By Afro-Middle East Centre
The 15 February Islamic State group (IS) video showing the beheadings of twenty-one Egyptians raised concerns both about the possibility of the group’s influence growing in Libya (and North Africa more generally), and about the subsequent Egyptian airstrikes inside Libya, ostensibly against IS targets. Condemnation of IS has been widespread; however, Egypt’s attempt to further militarise the Libyan conflict should be equally concerning, and could help grow IS and increase its reach.
The video was another suggestion of increasing IS assertiveness in Libya. In December 2014 the group attacked a military base in the country’s South, killing fourteen soldiers; in January 2015 an attack by IS supporters on the Corinthian Hotel, used by many politicians and diplomats, resulted in the deaths of eight people. However, the publicity given to these operations masks the extent of IS influence and impact in Libya. Competing with larger militant organisations such as the Salafi Ansar al-Sharia in Libya (ASL), and more mainstream Islamist militia such as Fajr Libya (Libya Dawn), IS’s membership numbers a few hundred, which has remained constant over many months. Its links and allegiance to IS in Syria and Iraq are tenuous, making it likely that if IS was defeated in Syria and Iraq, members in Libya will defect to other groups.

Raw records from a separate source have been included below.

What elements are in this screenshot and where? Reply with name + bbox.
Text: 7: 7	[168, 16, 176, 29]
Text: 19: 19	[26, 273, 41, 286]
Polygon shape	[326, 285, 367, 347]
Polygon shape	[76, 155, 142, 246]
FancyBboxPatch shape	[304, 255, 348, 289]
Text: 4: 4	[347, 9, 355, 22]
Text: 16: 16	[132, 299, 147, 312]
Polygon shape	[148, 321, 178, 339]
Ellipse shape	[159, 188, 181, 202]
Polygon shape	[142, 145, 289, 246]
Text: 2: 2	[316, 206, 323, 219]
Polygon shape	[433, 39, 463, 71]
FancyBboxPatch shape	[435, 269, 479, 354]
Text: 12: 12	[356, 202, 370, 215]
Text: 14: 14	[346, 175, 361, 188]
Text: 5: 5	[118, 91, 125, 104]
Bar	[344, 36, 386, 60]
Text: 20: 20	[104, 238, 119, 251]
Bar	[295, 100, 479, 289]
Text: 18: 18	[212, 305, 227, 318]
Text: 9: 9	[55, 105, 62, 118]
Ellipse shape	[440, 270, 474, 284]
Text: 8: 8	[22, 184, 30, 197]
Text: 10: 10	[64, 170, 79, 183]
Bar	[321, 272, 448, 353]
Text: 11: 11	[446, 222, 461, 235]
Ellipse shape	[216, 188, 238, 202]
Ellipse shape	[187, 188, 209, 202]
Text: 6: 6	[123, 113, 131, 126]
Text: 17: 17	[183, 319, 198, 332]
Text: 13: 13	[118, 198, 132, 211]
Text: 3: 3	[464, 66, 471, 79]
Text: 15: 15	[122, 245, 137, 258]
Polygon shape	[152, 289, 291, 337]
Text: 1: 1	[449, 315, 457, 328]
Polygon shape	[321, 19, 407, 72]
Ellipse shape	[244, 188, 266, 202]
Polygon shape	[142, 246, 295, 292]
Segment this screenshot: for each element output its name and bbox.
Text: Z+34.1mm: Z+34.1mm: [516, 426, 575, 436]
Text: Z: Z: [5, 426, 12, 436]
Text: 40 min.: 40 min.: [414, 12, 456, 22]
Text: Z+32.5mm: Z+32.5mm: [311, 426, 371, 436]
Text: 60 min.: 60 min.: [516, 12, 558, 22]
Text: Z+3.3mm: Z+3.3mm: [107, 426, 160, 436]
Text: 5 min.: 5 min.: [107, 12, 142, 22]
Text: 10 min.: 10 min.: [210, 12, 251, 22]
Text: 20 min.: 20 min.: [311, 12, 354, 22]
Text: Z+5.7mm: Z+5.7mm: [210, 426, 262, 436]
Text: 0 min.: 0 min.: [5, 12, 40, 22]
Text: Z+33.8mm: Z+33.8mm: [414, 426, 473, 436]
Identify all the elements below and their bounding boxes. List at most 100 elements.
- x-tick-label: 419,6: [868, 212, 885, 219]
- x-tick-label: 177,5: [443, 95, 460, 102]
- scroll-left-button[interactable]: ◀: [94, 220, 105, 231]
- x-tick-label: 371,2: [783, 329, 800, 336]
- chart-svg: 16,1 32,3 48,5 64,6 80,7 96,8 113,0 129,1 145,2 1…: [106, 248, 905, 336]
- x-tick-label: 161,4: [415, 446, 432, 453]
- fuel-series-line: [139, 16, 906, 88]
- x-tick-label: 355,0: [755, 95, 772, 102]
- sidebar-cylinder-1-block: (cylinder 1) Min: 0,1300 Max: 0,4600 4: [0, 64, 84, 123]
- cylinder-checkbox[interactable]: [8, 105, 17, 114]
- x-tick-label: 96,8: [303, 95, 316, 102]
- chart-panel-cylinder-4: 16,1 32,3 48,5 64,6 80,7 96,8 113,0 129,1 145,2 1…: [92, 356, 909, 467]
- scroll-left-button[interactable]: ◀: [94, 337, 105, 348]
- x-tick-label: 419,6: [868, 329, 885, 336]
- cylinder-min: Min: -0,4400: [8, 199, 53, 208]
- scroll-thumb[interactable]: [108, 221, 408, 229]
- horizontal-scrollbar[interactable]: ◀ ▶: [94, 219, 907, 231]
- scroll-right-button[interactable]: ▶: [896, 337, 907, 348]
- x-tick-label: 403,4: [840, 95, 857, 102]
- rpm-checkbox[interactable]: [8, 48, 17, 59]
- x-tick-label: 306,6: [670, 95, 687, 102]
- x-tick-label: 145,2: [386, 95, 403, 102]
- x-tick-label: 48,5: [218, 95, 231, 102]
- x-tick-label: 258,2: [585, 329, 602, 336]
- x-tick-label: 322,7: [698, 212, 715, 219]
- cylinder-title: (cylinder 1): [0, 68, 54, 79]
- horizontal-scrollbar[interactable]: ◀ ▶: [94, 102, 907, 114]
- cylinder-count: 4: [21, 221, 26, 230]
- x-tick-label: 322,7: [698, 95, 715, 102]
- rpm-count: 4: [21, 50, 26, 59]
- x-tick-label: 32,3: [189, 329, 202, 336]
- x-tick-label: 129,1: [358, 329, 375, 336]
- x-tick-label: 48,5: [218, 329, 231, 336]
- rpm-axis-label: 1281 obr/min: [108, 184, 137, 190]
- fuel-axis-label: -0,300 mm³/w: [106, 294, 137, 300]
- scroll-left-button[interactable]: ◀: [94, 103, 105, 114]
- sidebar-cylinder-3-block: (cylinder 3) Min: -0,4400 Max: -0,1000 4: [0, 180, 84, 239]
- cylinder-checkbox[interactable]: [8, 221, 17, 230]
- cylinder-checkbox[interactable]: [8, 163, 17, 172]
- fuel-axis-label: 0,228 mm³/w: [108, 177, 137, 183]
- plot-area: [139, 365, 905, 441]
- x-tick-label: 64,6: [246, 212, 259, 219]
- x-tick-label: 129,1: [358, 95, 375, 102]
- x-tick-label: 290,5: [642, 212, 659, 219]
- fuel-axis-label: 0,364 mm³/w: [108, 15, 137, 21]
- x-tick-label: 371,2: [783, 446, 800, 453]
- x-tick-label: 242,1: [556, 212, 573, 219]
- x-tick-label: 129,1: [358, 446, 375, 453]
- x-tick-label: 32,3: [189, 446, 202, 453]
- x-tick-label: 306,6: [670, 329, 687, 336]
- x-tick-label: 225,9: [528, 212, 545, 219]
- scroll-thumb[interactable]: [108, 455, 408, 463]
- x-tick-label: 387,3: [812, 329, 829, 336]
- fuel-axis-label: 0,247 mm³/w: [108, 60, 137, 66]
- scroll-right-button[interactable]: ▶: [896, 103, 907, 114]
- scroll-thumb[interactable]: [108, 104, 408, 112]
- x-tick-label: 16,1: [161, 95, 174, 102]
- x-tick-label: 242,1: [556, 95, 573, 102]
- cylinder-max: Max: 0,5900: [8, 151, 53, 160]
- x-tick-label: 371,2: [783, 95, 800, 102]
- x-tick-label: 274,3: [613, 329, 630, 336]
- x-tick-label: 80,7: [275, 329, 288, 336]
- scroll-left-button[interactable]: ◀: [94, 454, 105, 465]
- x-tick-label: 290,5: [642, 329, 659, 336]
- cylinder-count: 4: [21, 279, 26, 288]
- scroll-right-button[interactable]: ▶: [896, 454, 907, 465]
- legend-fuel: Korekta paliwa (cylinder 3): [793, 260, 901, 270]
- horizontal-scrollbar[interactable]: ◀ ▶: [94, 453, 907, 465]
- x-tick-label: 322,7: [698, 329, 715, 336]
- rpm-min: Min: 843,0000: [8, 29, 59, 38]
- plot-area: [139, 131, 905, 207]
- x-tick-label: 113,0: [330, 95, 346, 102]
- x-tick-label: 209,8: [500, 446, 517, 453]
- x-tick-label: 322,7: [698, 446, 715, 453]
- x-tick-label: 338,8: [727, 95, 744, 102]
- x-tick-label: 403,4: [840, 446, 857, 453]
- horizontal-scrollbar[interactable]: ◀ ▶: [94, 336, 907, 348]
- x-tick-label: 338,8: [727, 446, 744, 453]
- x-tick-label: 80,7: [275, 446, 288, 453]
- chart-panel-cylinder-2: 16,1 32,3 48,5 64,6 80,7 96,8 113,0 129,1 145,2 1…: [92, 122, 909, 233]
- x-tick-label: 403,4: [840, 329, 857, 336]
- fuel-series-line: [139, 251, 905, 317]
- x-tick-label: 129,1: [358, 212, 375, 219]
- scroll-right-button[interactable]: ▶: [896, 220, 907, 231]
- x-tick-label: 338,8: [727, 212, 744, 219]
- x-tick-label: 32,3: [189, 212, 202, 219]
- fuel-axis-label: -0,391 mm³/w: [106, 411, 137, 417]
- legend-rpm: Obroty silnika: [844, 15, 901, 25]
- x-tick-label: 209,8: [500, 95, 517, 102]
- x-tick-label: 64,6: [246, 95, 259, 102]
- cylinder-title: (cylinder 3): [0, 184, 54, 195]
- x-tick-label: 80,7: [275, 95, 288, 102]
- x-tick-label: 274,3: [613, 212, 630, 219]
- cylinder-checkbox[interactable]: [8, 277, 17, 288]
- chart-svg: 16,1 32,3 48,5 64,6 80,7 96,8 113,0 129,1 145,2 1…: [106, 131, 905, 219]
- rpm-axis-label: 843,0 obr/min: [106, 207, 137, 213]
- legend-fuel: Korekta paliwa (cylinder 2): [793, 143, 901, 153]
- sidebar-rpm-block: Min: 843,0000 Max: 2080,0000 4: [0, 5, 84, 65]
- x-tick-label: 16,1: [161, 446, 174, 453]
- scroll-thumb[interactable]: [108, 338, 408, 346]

The group’s minimal influence was best illustrated in its response to the thirteen Egyptian airstrikes on the town of Darna. There were no retaliatory operations against Egyptian interests in Libya or Egypt; instead, IS set off bombs in the eastern city of Qubba, killing forty-two, and attacked the house of the Iranian ambassador in Tripoli. This retaliation indicates, first, that the group does not possess the capability to project power beyond Libya’s borders. (Thus threats to attack Europe will remain just threats, at least in the short term.) Further, that it was unable to coordinate attacks with the IS affiliate in Egypt, Ansar Bayt al-Maqdis, illustrates that little coordination and tactical links exist between IS affiliates in North Africa. Second, it indicates that the group’s greater focus is domestic. Qubba is the closest town to Darna, which is controlled by renegade general Khalifa Haftar, and the attack on the ambassador’s residence was more related to IS being forced out of Sirte by Fajr Libya.
The international community responded in a measured and balanced manner. While condemning the attacks, the USA, Britain and France stressed that a political solution was required. This despite intercepted letters between IS recruiters which referred to Libya as a ‘gateway’ to Europe. Even Italy, which in 2014 received over 170 000 Sub-Saharan and Middle Eastern refugees through Libya, had revoked its offer to lead a multinational force against IS, and supported a political solution. Wariness over the consequences of Gadhafi’s overthrow, coupled with their own economic sluggishness, has resulted in most foreign countries being disinclined to intervene, especially since efforts are under way to weaken IS in Syria and Iraq.
Egypt, on the other hand, used the beheadings to legitimise activities it had been conducting for a while. The Egyptian military regime has attempted to influence Libyan politics from early 2014, because of the attractiveness of Libyan oil reserves, and weapons’ smuggling from Libya into Egypt’s Sinai. Already in March 2014 the Egyptian president, Abdel Fattah el-Sisi, advocated international action in Libya. With the United Arab Emirates, Egypt has also assisted the Libyan government in Tobruk with logistical and intelligence support, in order to weaken the Tripoli-based General National Congress (GNC) government. In October 2014, Egypt conducted airstrikes in Benghazi, deep into Libyan airspace, to support Haftar.
Its recent airstrikes resulted in a number of civilian casualties, and it subsequently called for the United Nations to provide it ‘political’ and ‘military’ support for the strikes. The strikes violate international law, and Egypt’s supplying weapons to the Tobruk government violates the UN arms embargo on Libya. Egypt has therefore called on the UN to lift the embargo. Its requests to the international community were unsuccessful, however, leading Sisi to advocate for the creation of an inter-state Pan-Arab military force. This too is unlikely to occur, with both Qatar and Saudi Arabia sceptical about such moves.
Despite the fact that the mess in Libya has been created partly as a result of international intervention, the international response in this instance is correct. The growth of IS (and other militant groups) in Libya is a direct result of the power vacuum created by Muammar Gadhafi’s overthrow, and the consequent deteriorating security situation and political gridlock. Dealing with IS alone will merely address symptoms of the problem, and could generate increased sympathy towards the group. The United Nations initiative to broker a political solution and form a government of national unity presents the best future scenario, and must be strengthened. It complies with the hopes of neighbouring states such as Tunisia and Algeria. The latter released a peace plan which cautions against military intervention and advocates developing consensus between the two Libyan governments.
While political posturing of the different groups sometimes sees one or another boycotting talks, all parties must be enticed into the negotiations’ process, and foreign military interference must be prevented. Allowing such military adventures, and not pressing forward with a political solution could see Libya breaking up into enclaves, and groups such as IS proliferating.